Product: PowerShell Universal
PSU Version
5.5.4
Connection String
Data Source=%HOME%/.PowerShellUniversal/psu.db
Repository Folder
%HOME%/.PowerShellUniversal/Repository
I’m currently attempting to build out a new PSU server on Ubuntu and having some trouble with my first automation script. Here are the parameters of the script:
You can’t (at least, that I’m aware of) use a PSCredential for app tokens since you only have a hash (the token) and not a username/password. You can store your token as a Secret variable instead, but you’d need to execute your script in a user context under an identity that’s got access to read the Secrets entries in order to do that.
I would suggest providing the token in your query in a literal string rather than trying to reference it dynamically as a parameter, personally, similar to how you’d do it in any other public API query.
For example, create an app token that’s tied to an identity with access to run whatever it is in PSU that needs to be accessed, then add that token as a passed parameter to your PSU endpoint (API) or whatever it is you’re running.
If you were using CURL, you could have something like:
curl --location --request POST 'https://<PSU-FQDN>/<PSU-Endpoint>?Domain=<domain>&IPAddress=<IPAddress>&Token=<Token>' \
--header 'Authorization: Basic <Base64 Hash of PSU identity to authenticate to the API with>' \
--data ''
Not sure what you mean - the docs say you can create a secret variable as a string or a PScredential object. And when I assign a value to the script parameter, I’m offered the choice of the credential variable I created. So from my perspective I can’t see any reason why parameter binding would fail here.
Well, I kinda blew it and after I couldn’t figure this out I tried to uninstall PSU and then reinstall it. Now I can’t get it running again. I just did this with Uninstall-PSUServer and then re-ran Install-PSUServer, all with no additional parameter values. Now when I try to login I get the error:
SQLite Error 1: ‘no such table: Identity’.
I’m not sure what to do now, I’m guessing maybe some artifacts from the original installation are hanging around. I’ll keep poking around to see what I can figure out and then get back to this original question.
Brief answer to your question is - yes, I believe I was getting the same error even if I just tried to launch the script rather than running the schedule. I can’t currently confirm that, though.
Based on your original post, the location of the first folder would be %HOME%/.PowerShellUniversal/Repository for you, but I’m not sure about the second one.
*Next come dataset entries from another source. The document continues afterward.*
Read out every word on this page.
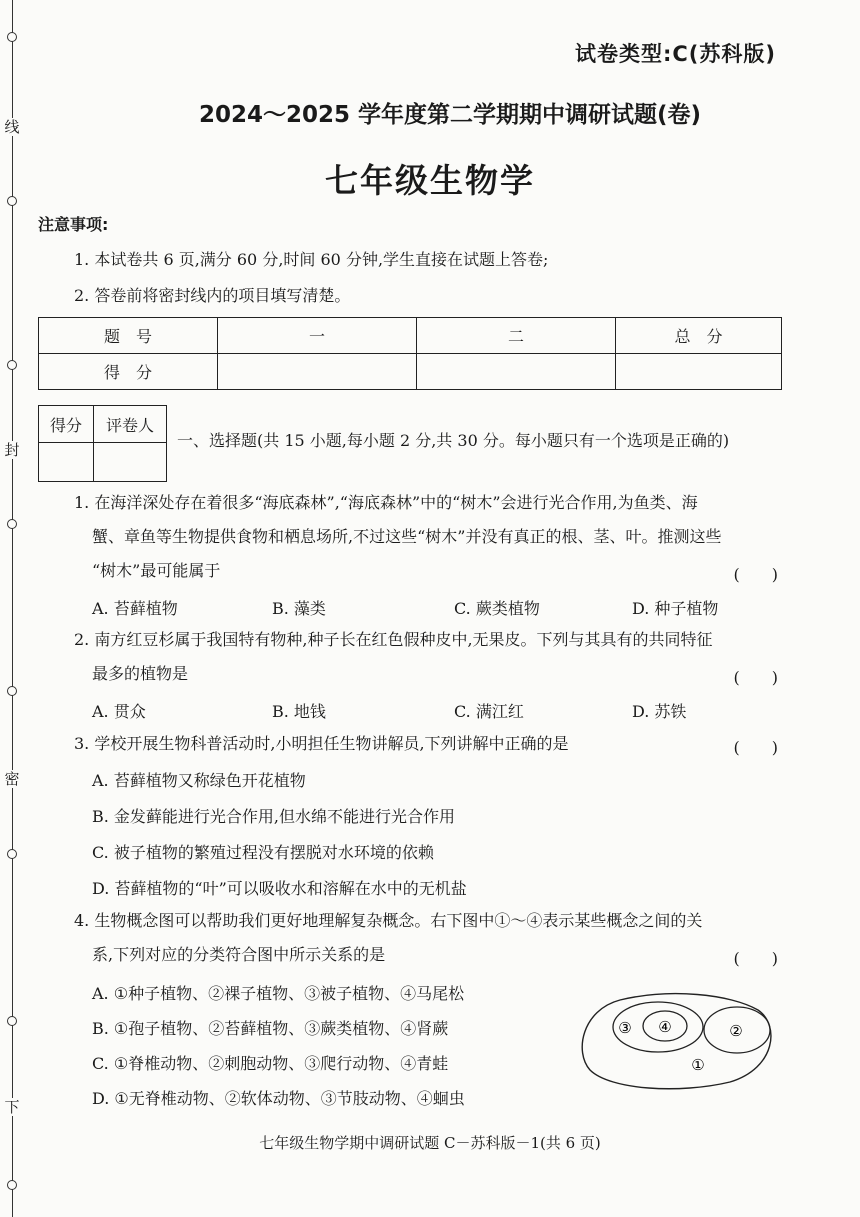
线
封
密
下
试卷类型:C(苏科版)
2024～2025 学年度第二学期期中调研试题(卷)
七年级生物学
注意事项:
1. 本试卷共 6 页,满分 60 分,时间 60 分钟,学生直接在试题上答卷;
2. 答卷前将密封线内的项目填写清楚。
题　号	一	二	总　分
得　分			
得分	评卷人

一、选择题(共 15 小题,每小题 2 分,共 30 分。每小题只有一个选项是正确的)
1. 在海洋深处存在着很多“海底森林”,“海底森林”中的“树木”会进行光合作用,为鱼类、海
蟹、章鱼等生物提供食物和栖息场所,不过这些“树木”并没有真正的根、茎、叶。推测这些
“树木”最可能属于	(　　)
A. 苔藓植物	B. 藻类	C. 蕨类植物	D. 种子植物
2. 南方红豆杉属于我国特有物种,种子长在红色假种皮中,无果皮。下列与其具有的共同特征
最多的植物是	(　　)
A. 贯众	B. 地钱	C. 满江红	D. 苏铁
3. 学校开展生物科普活动时,小明担任生物讲解员,下列讲解中正确的是	(　　)
A. 苔藓植物又称绿色开花植物
B. 金发藓能进行光合作用,但水绵不能进行光合作用
C. 被子植物的繁殖过程没有摆脱对水环境的依赖
D. 苔藓植物的“叶”可以吸收水和溶解在水中的无机盐
4. 生物概念图可以帮助我们更好地理解复杂概念。右下图中①～④表示某些概念之间的关
系,下列对应的分类符合图中所示关系的是	(　　)
A. ①种子植物、②裸子植物、③被子植物、④马尾松
B. ①孢子植物、②苔藓植物、③蕨类植物、④肾蕨
C. ①脊椎动物、②刺胞动物、③爬行动物、④青蛙
D. ①无脊椎动物、②软体动物、③节肢动物、④蛔虫
③ ④	②
①
七年级生物学期中调研试题 C－苏科版－1(共 6 页)
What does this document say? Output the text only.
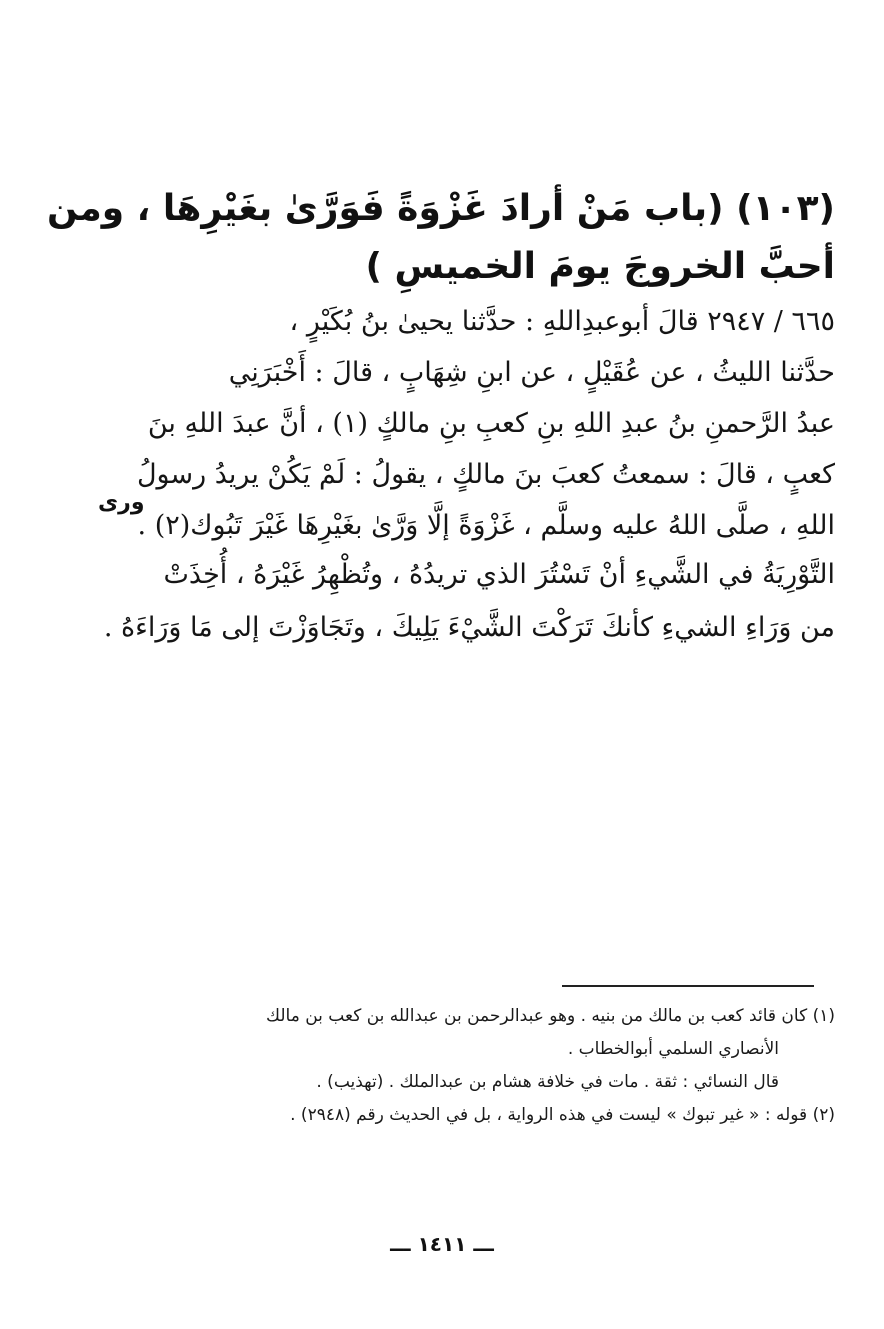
(١٠٣) (باب مَنْ أرادَ غَزْوَةً فَوَرَّىٰ بغَيْرِهَا ، ومن
أحبَّ الخروجَ يومَ الخميسِ )
٦٦٥ / ٢٩٤٧ قالَ أبوعبدِاللهِ : حدَّثنا يحيىٰ بنُ بُكَيْرٍ ،
حدَّثنا الليثُ ، عن عُقَيْلٍ ، عن ابنِ شِهَابٍ ، قالَ : أَخْبَرَنِي
عبدُ الرَّحمنِ بنُ عبدِ اللهِ بنِ كعبِ بنِ مالكٍ (١) ، أنَّ عبدَ اللهِ بنَ
كعبٍ ، قالَ : سمعتُ كعبَ بنَ مالكٍ ، يقولُ : لَمْ يَكُنْ يريدُ رسولُ
اللهِ ، صلَّى اللهُ عليه وسلَّم ، غَزْوَةً إلَّا وَرَّىٰ بغَيْرِهَا غَيْرَ تَبُوك(٢) .
ورى
التَّوْرِيَةُ في الشَّيءِ أنْ تَسْتُرَ الذي تريدُهُ ، وتُظْهِرُ غَيْرَهُ ، أُخِذَتْ
من وَرَاءِ الشيءِ كأنكَ تَرَكْتَ الشَّيْءَ يَلِيكَ ، وتَجَاوَزْتَ إلى مَا وَرَاءَهُ .
(١) كان قائد كعب بن مالك من بنيه . وهو عبدالرحمن بن عبدالله بن كعب بن مالك
الأنصاري السلمي أبوالخطاب .
قال النسائي : ثقة . مات في خلافة هشام بن عبدالملك . (تهذيب) .
(٢) قوله : « غير تبوك » ليست في هذه الرواية ، بل في الحديث رقم (٢٩٤٨) .
ـــ ١٤١١ ـــ
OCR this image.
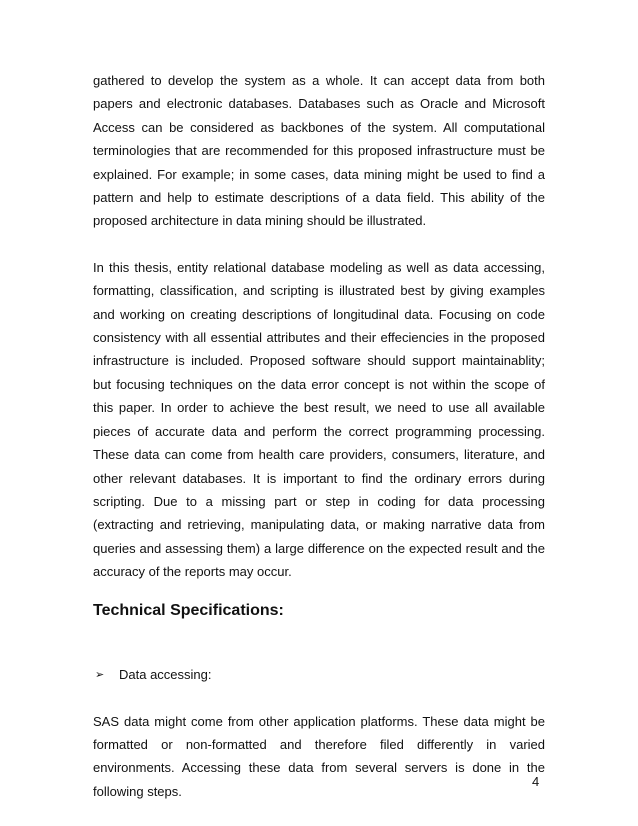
gathered to develop the system as a whole. It can accept data from both papers and electronic databases. Databases such as Oracle and Microsoft Access can be considered as backbones of the system. All computational terminologies that are recommended for this proposed infrastructure must be explained. For example; in some cases, data mining might be used to find a pattern and help to estimate descriptions of a data field. This ability of the proposed architecture in data mining should be illustrated.

In this thesis, entity relational database modeling as well as data accessing, formatting, classification, and scripting is illustrated best by giving examples and working on creating descriptions of longitudinal data. Focusing on code consistency with all essential attributes and their effeciencies in the proposed infrastructure is included. Proposed software should support maintainablity; but focusing techniques on the data error concept is not within the scope of this paper. In order to achieve the best result, we need to use all available pieces of accurate data and perform the correct programming processing. These data can come from health care providers, consumers, literature, and other relevant databases. It is important to find the ordinary errors during scripting. Due to a missing part or step in coding for data processing (extracting and retrieving, manipulating data, or making narrative data from queries and assessing them) a large difference on the expected result and the accuracy of the reports may occur.

Technical Specifications:
➢	Data accessing:

SAS data might come from other application platforms. These data might be formatted or non-formatted and therefore filed differently in varied environments. Accessing these data from several servers is done in the following steps.

4
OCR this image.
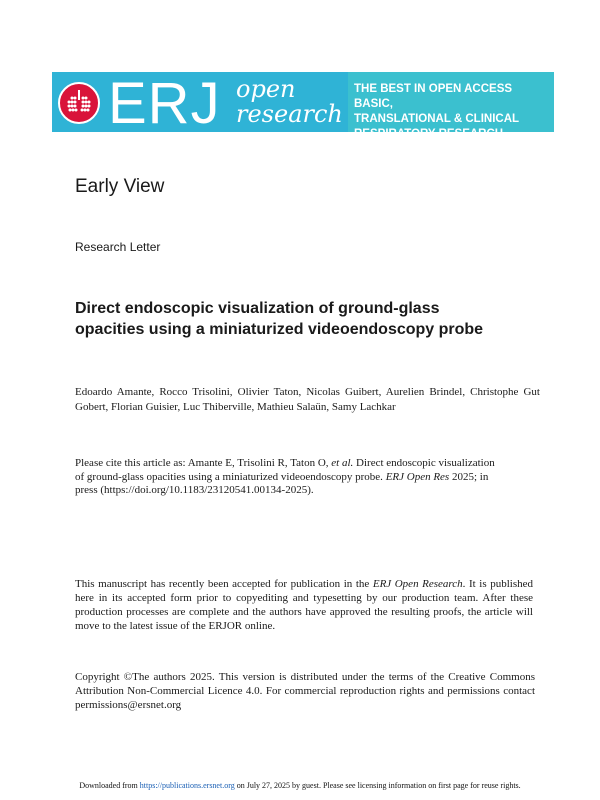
ERJ open
research
THE BEST IN OPEN ACCESS BASIC,
TRANSLATIONAL & CLINICAL
RESPIRATORY RESEARCH
Early View
Research Letter
Direct endoscopic visualization of ground-glass opacities using a miniaturized videoendoscopy probe
Edoardo Amante, Rocco Trisolini, Olivier Taton, Nicolas Guibert, Aurelien Brindel, Christophe Gut Gobert, Florian Guisier, Luc Thiberville, Mathieu Salaün, Samy Lachkar
Please cite this article as: Amante E, Trisolini R, Taton O, et al. Direct endoscopic visualization of ground-glass opacities using a miniaturized videoendoscopy probe. ERJ Open Res 2025; in press (https://doi.org/10.1183/23120541.00134-2025).
This manuscript has recently been accepted for publication in the ERJ Open Research. It is published here in its accepted form prior to copyediting and typesetting by our production team. After these production processes are complete and the authors have approved the resulting proofs, the article will move to the latest issue of the ERJOR online.
Copyright ©The authors 2025. This version is distributed under the terms of the Creative Commons Attribution Non-Commercial Licence 4.0. For commercial reproduction rights and permissions contact permissions@ersnet.org
Downloaded from https://publications.ersnet.org on July 27, 2025 by guest. Please see licensing information on first page for reuse rights.
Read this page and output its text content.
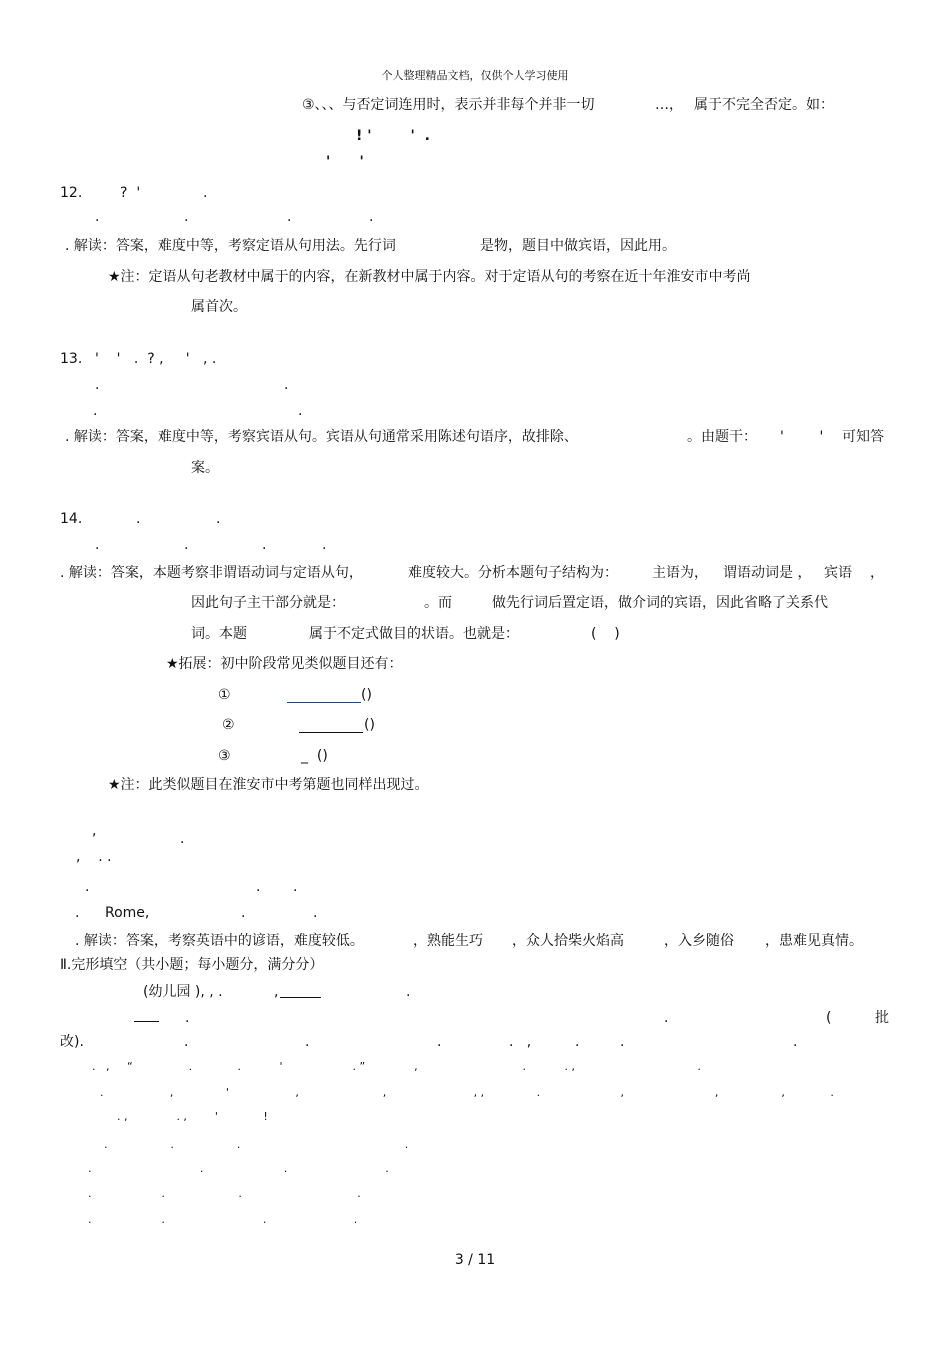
个人整理精品文档，仅供个人学习使用
③、、、与否定词连用时，表示并非每个并非一切	…， 属于不完全否定。如：
! '        '  .
'      '
12.	?  '	.
.	.	.	.
. 解读：答案，难度中等，考察定语从句用法。先行词	是物，题目中做宾语，因此用。
★注：定语从句老教材中属于的内容，在新教材中属于内容。对于定语从句的考察在近十年淮安市中考尚
属首次。
13. '    '   .  ? ,     '   , .
.	.
.	.
. 解读：答案，难度中等，考察宾语从句。宾语从句通常采用陈述句语序，故排除、	。由题干： '        ' 可知答
案。
14.	.	.
.	.	.	.
. 解读：答案，本题考察非谓语动词与定语从句，	难度较大。分析本题句子结构为： 主语为， 谓语动词是 ， 宾语 ，
因此句子主干部分就是：	。而	做先行词后置定语，做介词的宾语，因此省略了关系代
词。本题	属于不定式做目的状语。也就是：	(    )
★拓展：初中阶段常见类似题目还有：
①	()
②	()
③	_  ()
★注：此类似题目在淮安市中考第题也同样出现过。
,	.
,    . .
.	. .
. Rome,	.	.
. 解读：答案，考察英语中的谚语，难度较低。	，熟能生巧 ，众人拾柴火焰高	，入乡随俗 ，患难见真情。
Ⅱ.完形填空（共小题；每小题分，满分分）
(幼儿园 ), , .	,	.
.	.	(	批
改).	.	.	.	.   ,	.	.	.
.   ,     “                .             .           '                    . ”              ,                              .           . ,                                   .
.                   ,               '                   ,                        ,                         , ,               .                       ,                          ,                  ,             .
. ,              . ,        '             !
.                  .                  .                                               .
.                               .                       .                            .
.                    .                     .                                 .
.                    .                            .                         .
3 / 11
You’re a lifesaver! I had to dig through and do a find of any PowerShellUniversal files and folders, but I was finally able to remove all the artifacts and get this running again. I’ll do some testing and see if I can recreate the variable issue.
I finally got a chance to revisit this problem, and I have PSU running again on my Linux server. However, I’m still having trouble with getting a script to run on a schedule. I was incorrect before - I am able to run this script manually with no problem, but it fails when I attempt to run it via schedule. This points to a permissions issue like you stated.
I’m not able to run a schedule as a different user. Here’s what I did:
Create a local user named “Sched,” set a password, and assigned the Execute role
Created a PSCredential variable to store the username and password
Set the schedule to Run As the Sched user by selecting the secret variable I just created
Actually, Jesse’s answer in this thread might be helpful:
Essentially, you need an app token to retrieve the secret, but the app token can’t also be a secret. I think that might be what Jesse was talking about in his initial reply to you.
So your schedule would invoke the script which would retrieve the app token from an environment variable or a plain text PSU variable, then that token would be used with Get-PSUVariable to retrieve your credential object. Something like:
I would try it with an app token with the admin role to confirm it works. If it does, you can try to create a more restrictive custom role in roles.ps1. I think it would need a permission like platform.variables.MyCred/read.
That’s a bit confusing as I believe I have this set up exactly as documented, and it seems that the use case I’m describing is why there are PSCredential secrets in the first place. Otherwise, why would that be selectable as a parameter value in the Execution interface?
If you’re selecting the credential under the Execution tab (Run As), I would expect it to work without the extra hoops. It may depend on your security model, though.
If you’re selecting the credential for a parameter on the Parameters tab, then that parameter is only appearing there because you put it in your script. The identity executing the script will need permission to retrieve the secret in that scenario.